L’inquiétude des chrétiens d’Orient, la procédure à suivre à l’ONU et la nature des sanctions ont été soulevées par les journalistes. Les réponses des trois ministres ont tenté de minimiser le danger qui guette les chrétiens de Syrie et des pays environnants. Ils ont rappelé qu’il ne s’agissait pas de remporter une victoire militaire écrasante sur le régime syrien, qui pourrait faire encore plus de victimes, soulignant que pour l’instant, la priorité est au vote à l’unanimité d’une résolution « forte et contraignante » à l’ONU. Aujourd’hui, M. Fabius se rendra à Moscou pour s’en entretenir avec son homologue Sergueï Lavrov.


Moscou a réagi aux déclarations faites à Paris affirmant compter sur les États-Unis pour s’en tenir au texte de l’accord conclu à Genève, et ne pas aller au-delà. « Si quelqu’un veut menacer, chercher des prétextes pour des frappes, c’est une voie qui suggère à l’opposition au régime qu’on attend d’eux de nouvelles provocations, et c’est même une voie qui peut saper définitivement la perspective de Genève 2 », a jugé M. Lavrov. Il a souligné que l’accord conclu samedi avec M. Kerry ne prévoyait pas que la future résolution encadrant le démantèlement de l’arsenal chimique syrien fasse mention du recours au chapitre VII de la charte de l’ONU. Toutefois, tout en laissant entendre que la Russie pourrait dans l’avenir soutenir un recours à la force en cas de non-respect de l’accord de Genève, M. Lavrov a prévenu que Moscou vérifierait minutieusement toutes les informations accusant le gouvernement syrien.

 

(Lire aussi : Les rebelles crient leur mépris pour Obama et la communauté internationale)

 
Pour sa part, le président américain Barack Obama a estimé que l’accord russo-américain sur la Syrie pourrait mettre fin à la menace des armes chimiques de ce pays.

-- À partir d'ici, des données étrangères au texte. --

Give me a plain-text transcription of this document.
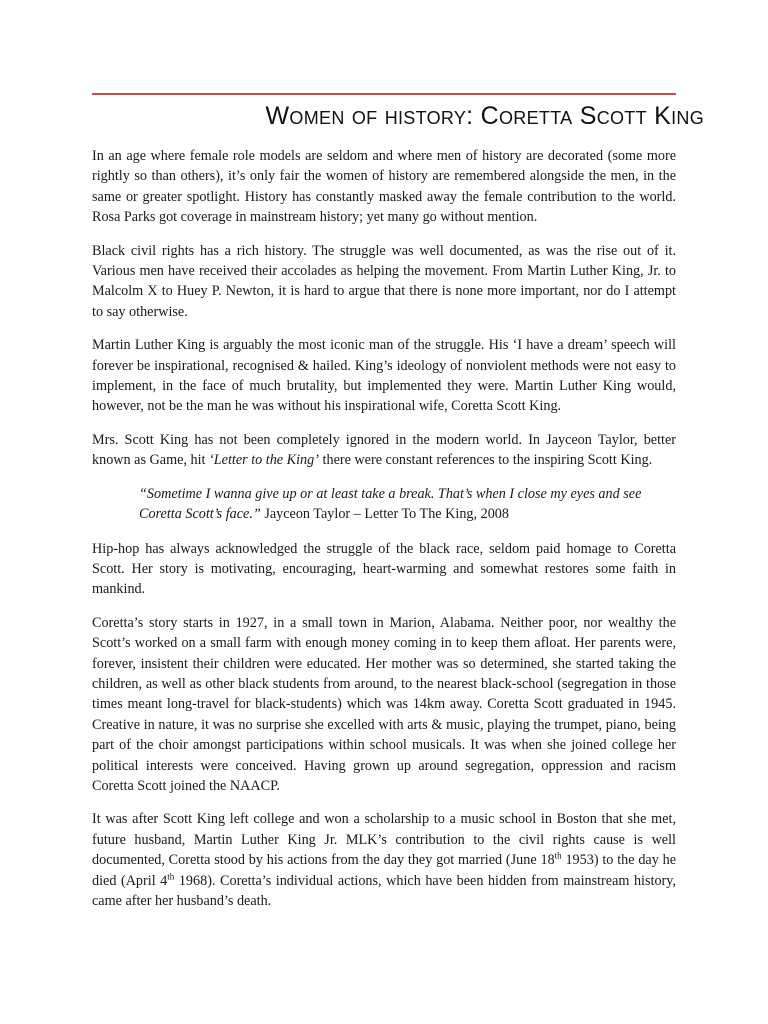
Women of history: Coretta Scott King

In an age where female role models are seldom and where men of history are decorated (some more rightly so than others), it’s only fair the women of history are remembered alongside the men, in the same or greater spotlight. History has constantly masked away the female contribution to the world. Rosa Parks got coverage in mainstream history; yet many go without mention.

Black civil rights has a rich history. The struggle was well documented, as was the rise out of it. Various men have received their accolades as helping the movement. From Martin Luther King, Jr. to Malcolm X to Huey P. Newton, it is hard to argue that there is none more important, nor do I attempt to say otherwise.

Martin Luther King is arguably the most iconic man of the struggle. His ‘I have a dream’ speech will forever be inspirational, recognised & hailed. King’s ideology of nonviolent methods were not easy to implement, in the face of much brutality, but implemented they were. Martin Luther King would, however, not be the man he was without his inspirational wife, Coretta Scott King.

Mrs. Scott King has not been completely ignored in the modern world. In Jayceon Taylor, better known as Game, hit ‘Letter to the King’ there were constant references to the inspiring Scott King.

“Sometime I wanna give up or at least take a break. That’s when I close my eyes and see Coretta Scott’s face.” Jayceon Taylor – Letter To The King, 2008

Hip-hop has always acknowledged the struggle of the black race, seldom paid homage to Coretta Scott. Her story is motivating, encouraging, heart-warming and somewhat restores some faith in mankind.

Coretta’s story starts in 1927, in a small town in Marion, Alabama. Neither poor, nor wealthy the Scott’s worked on a small farm with enough money coming in to keep them afloat. Her parents were, forever, insistent their children were educated. Her mother was so determined, she started taking the children, as well as other black students from around, to the nearest black-school (segregation in those times meant long-travel for black-students) which was 14km away. Coretta Scott graduated in 1945. Creative in nature, it was no surprise she excelled with arts & music, playing the trumpet, piano, being part of the choir amongst participations within school musicals. It was when she joined college her political interests were conceived. Having grown up around segregation, oppression and racism Coretta Scott joined the NAACP.

It was after Scott King left college and won a scholarship to a music school in Boston that she met, future husband, Martin Luther King Jr. MLK’s contribution to the civil rights cause is well documented, Coretta stood by his actions from the day they got married (June 18th 1953) to the day he died (April 4th 1968). Coretta’s individual actions, which have been hidden from mainstream history, came after her husband’s death.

Dans sa première réaction en personne à cet accord, M. Obama a toutefois prévenu qu’il devait encore être appliqué : « Nous n’en sommes pas encore là. »

 

À Téhéran, le président Hassan Rohani a, lui, dénoncé « un complot » occidental favorable à Israël contre le monde arabo-musulman, qui dépasserait le conflit en Syrie.

Et l’Arabie saoudite a estimé que l’intervention internationale dans la crise syrienne ne devait pas être réduite aux seules armes chimiques.

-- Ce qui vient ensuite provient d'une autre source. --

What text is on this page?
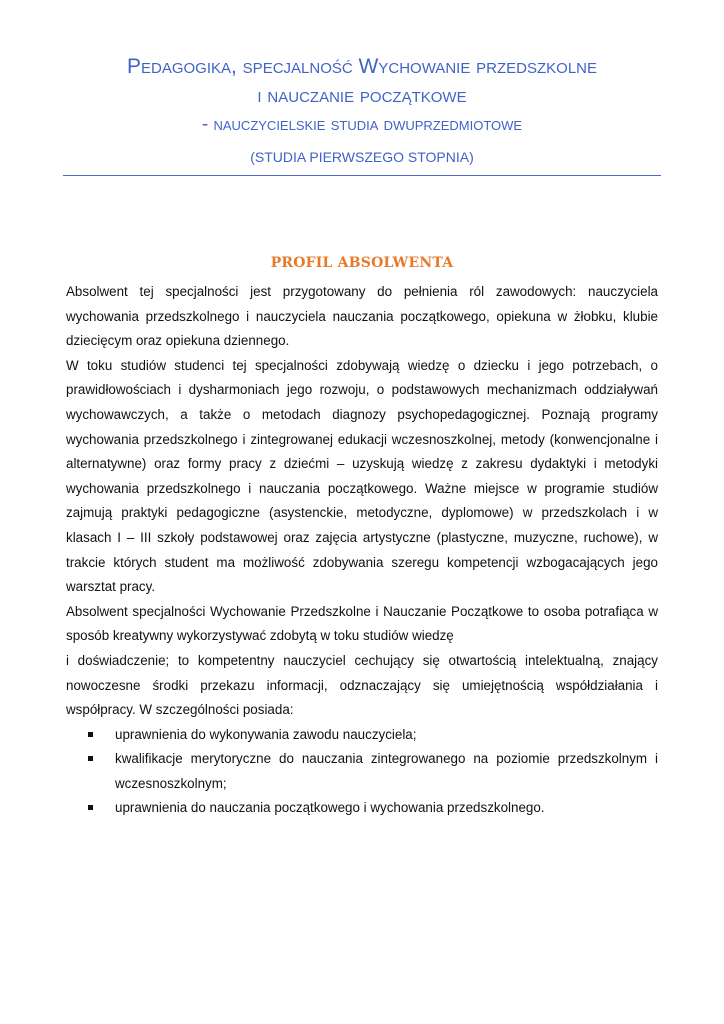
Pedagogika, specjalność Wychowanie przedszkolne
i nauczanie początkowe
- nauczycielskie studia dwuprzedmiotowe
(STUDIA PIERWSZEGO STOPNIA)
PROFIL ABSOLWENTA

Absolwent tej specjalności jest przygotowany do pełnienia ról zawodowych: nauczyciela wychowania przedszkolnego i nauczyciela nauczania początkowego, opiekuna w żłobku, klubie dziecięcym oraz opiekuna dziennego.

W toku studiów studenci tej specjalności zdobywają wiedzę o dziecku i jego potrzebach, o prawidłowościach i dysharmoniach jego rozwoju, o podstawowych mechanizmach oddziaływań wychowawczych, a także o metodach diagnozy psychopedagogicznej. Poznają programy wychowania przedszkolnego i zintegrowanej edukacji wczesnoszkolnej, metody (konwencjonalne i alternatywne) oraz formy pracy z dziećmi – uzyskują wiedzę z zakresu dydaktyki i metodyki wychowania przedszkolnego i nauczania początkowego. Ważne miejsce w programie studiów zajmują praktyki pedagogiczne (asystenckie, metodyczne, dyplomowe) w przedszkolach i w klasach I – III szkoły podstawowej oraz zajęcia artystyczne (plastyczne, muzyczne, ruchowe), w trakcie których student ma możliwość zdobywania szeregu kompetencji wzbogacających jego warsztat pracy.

Absolwent specjalności Wychowanie Przedszkolne i Nauczanie Początkowe to osoba potrafiąca w sposób kreatywny wykorzystywać zdobytą w toku studiów wiedzę

i doświadczenie; to kompetentny nauczyciel cechujący się otwartością intelektualną, znający nowoczesne środki przekazu informacji, odznaczający się umiejętnością współdziałania i współpracy. W szczególności posiada:

uprawnienia do wykonywania zawodu nauczyciela;
kwalifikacje merytoryczne do nauczania zintegrowanego na poziomie przedszkolnym i wczesnoszkolnym;
uprawnienia do nauczania początkowego i wychowania przedszkolnego.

Quant à l’Organisation pour l’interdiction des armes chimiques, elle a indiqué que le début du programme de destruction du stock d’armes chimiques en Syrie devrait être « une question de jours ».


Enfin, la Turquie a abattu hier un hélicoptère militaire syrien qui avait violé son espace aérien, a déclaré le vice-Premier ministre turc Bulent Arinc.